''Evliya Çelebi abartır’’ derler. Bizce ‘’ol Hakir’’ abartmazmış, abartmanın tadını çıkarırmış!
10
ciltlik, 20 kitabından ‘tadını çıkarma’nın en güzel bir örneklerinden biri:
''Kusurlu
Hakir'', alem seyyahı, insanoğlunun dostu, dünyayı gezen gösterişsiz Evliya’’nın
yolu 1649’da Hasankeyf’e düşer.
Dülh’u adlı
bir Kürt görür ve başlar anlatmaya:
Allah’ın emri
adamın boyu üç buçuk arşın idi. Başı Adana kabağı yahut Van lahanası veya
Sakarya Nehri kenarında Geyve kasabası kadar devletli kellesi var idi.
Gözleri üğü
kuşu (baykuş) gözleri gibi yuvarlak idi ama Yaratıcı’nın hikmeti ol heybetli
adam gözlerinin kapaklarını kırpsa diğer insanlar gibi gözlerini kapamayıp
gözleri pınarı yerinden gözleri kuyruğu tarafıyla göz kapaklarının yanına
kayardı.
Ve burnu Mısır’ın
ve Mora diyarının mor patlıcanı kadar gaga burnu var idi.
Ve dudakları
sanki deve dudağı idi.
Ve dişleri
İsfahan öküzü kadar idi.
Ve omuzlarına
birer adam otursa yerim dar demezdi.
Ve garip hikmetin
biri de o kimsenin sekiz bıyığı var idi.
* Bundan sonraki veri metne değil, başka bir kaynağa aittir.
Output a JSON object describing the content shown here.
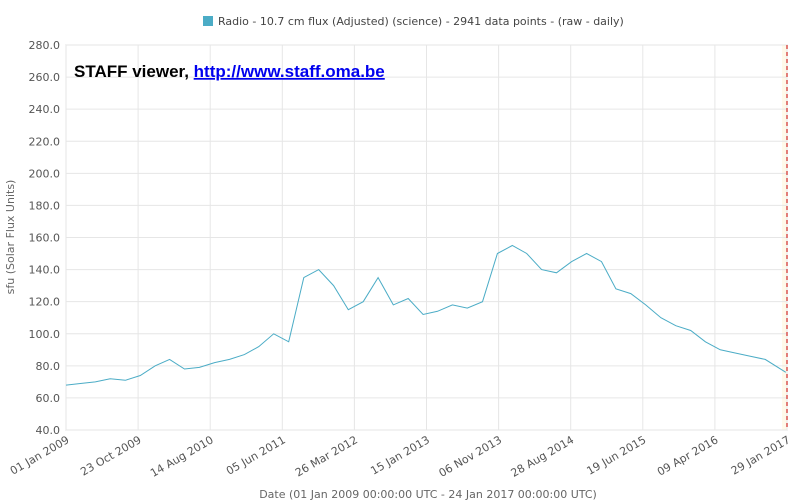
{
  "chart_data": {
    "type": "line",
    "legend": {
      "label": "Radio - 10.7 cm flux (Adjusted) (science) - 2941 data points -  (raw - daily)",
      "placement": "top-center",
      "color": "#4bacc6"
    },
    "watermark": {
      "text": "STAFF viewer, ",
      "link": "http://www.staff.oma.be"
    },
    "ylabel": "sfu (Solar Flux Units)",
    "xlabel": "Date (01 Jan 2009 00:00:00 UTC - 24 Jan 2017 00:00:00 UTC)",
    "ylim": [
      40,
      280
    ],
    "yticks": [
      "40.0",
      "60.0",
      "80.0",
      "100.0",
      "120.0",
      "140.0",
      "160.0",
      "180.0",
      "200.0",
      "220.0",
      "240.0",
      "260.0",
      "280.0"
    ],
    "xlim": [
      "2009-01-01",
      "2017-01-29"
    ],
    "xticks": [
      {
        "date": "2009-01-01",
        "label": "01 Jan 2009"
      },
      {
        "date": "2009-10-23",
        "label": "23 Oct 2009"
      },
      {
        "date": "2010-08-14",
        "label": "14 Aug 2010"
      },
      {
        "date": "2011-06-05",
        "label": "05 Jun 2011"
      },
      {
        "date": "2012-03-26",
        "label": "26 Mar 2012"
      },
      {
        "date": "2013-01-15",
        "label": "15 Jan 2013"
      },
      {
        "date": "2013-11-06",
        "label": "06 Nov 2013"
      },
      {
        "date": "2014-08-28",
        "label": "28 Aug 2014"
      },
      {
        "date": "2015-06-19",
        "label": "19 Jun 2015"
      },
      {
        "date": "2016-04-09",
        "label": "09 Apr 2016"
      },
      {
        "date": "2017-01-29",
        "label": "29 Jan 2017"
      }
    ],
    "grid": true,
    "series": [
      {
        "color": "#4bacc6",
        "x": [
          "2009-01-01",
          "2009-03-01",
          "2009-05-01",
          "2009-07-01",
          "2009-09-01",
          "2009-11-01",
          "2010-01-01",
          "2010-03-01",
          "2010-05-01",
          "2010-07-01",
          "2010-09-01",
          "2010-11-01",
          "2011-01-01",
          "2011-03-01",
          "2011-05-01",
          "2011-07-01",
          "2011-09-01",
          "2011-11-01",
          "2012-01-01",
          "2012-03-01",
          "2012-05-01",
          "2012-07-01",
          "2012-09-01",
          "2012-11-01",
          "2013-01-01",
          "2013-03-01",
          "2013-05-01",
          "2013-07-01",
          "2013-09-01",
          "2013-11-01",
          "2014-01-01",
          "2014-03-01",
          "2014-05-01",
          "2014-07-01",
          "2014-09-01",
          "2014-11-01",
          "2015-01-01",
          "2015-03-01",
          "2015-05-01",
          "2015-07-01",
          "2015-09-01",
          "2015-11-01",
          "2016-01-01",
          "2016-03-01",
          "2016-05-01",
          "2016-07-01",
          "2016-09-01",
          "2016-11-01",
          "2017-01-24"
        ],
        "y": [
          68,
          69,
          70,
          72,
          71,
          74,
          80,
          84,
          78,
          79,
          82,
          84,
          87,
          92,
          100,
          95,
          135,
          140,
          130,
          115,
          120,
          135,
          118,
          122,
          112,
          114,
          118,
          116,
          120,
          150,
          155,
          150,
          140,
          138,
          145,
          150,
          145,
          128,
          125,
          118,
          110,
          105,
          102,
          95,
          90,
          88,
          86,
          84,
          76
        ]
      }
    ]
  }
}
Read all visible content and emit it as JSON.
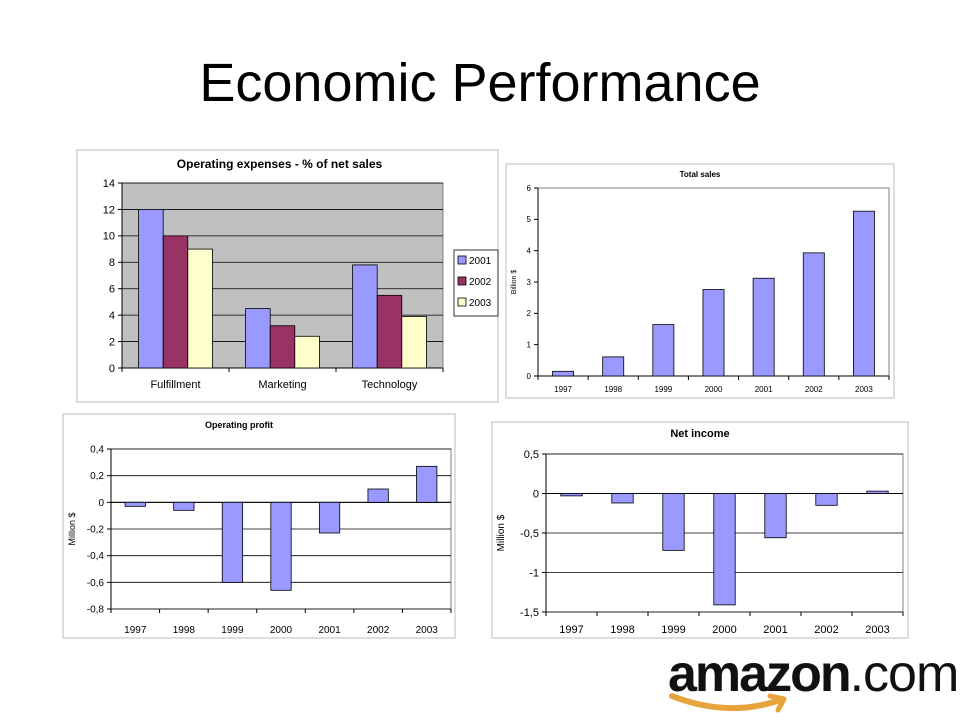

Evvela büyük bıyığı aslısı kulaklarının arkasına erdikten sonra fazlasını arakiyesinin (keçeden bir baş
giyeceği) içine kor idi.
Ve arakiyesi
bir kile Siirt pirinci alırdı. Ve iki bıyığı da burnu deliklerinden dışarı
sarkmış idi. Ve iki bıyığı kulakları deliğinden dışarı çıkmış idi.
Ve iki kaşları da birer karış bıyık gibi
sarkmış idi.
Bu anlatılan
minval üzre sekiz adet bıyık sahibi bir gariplerin garibi bir adam idi.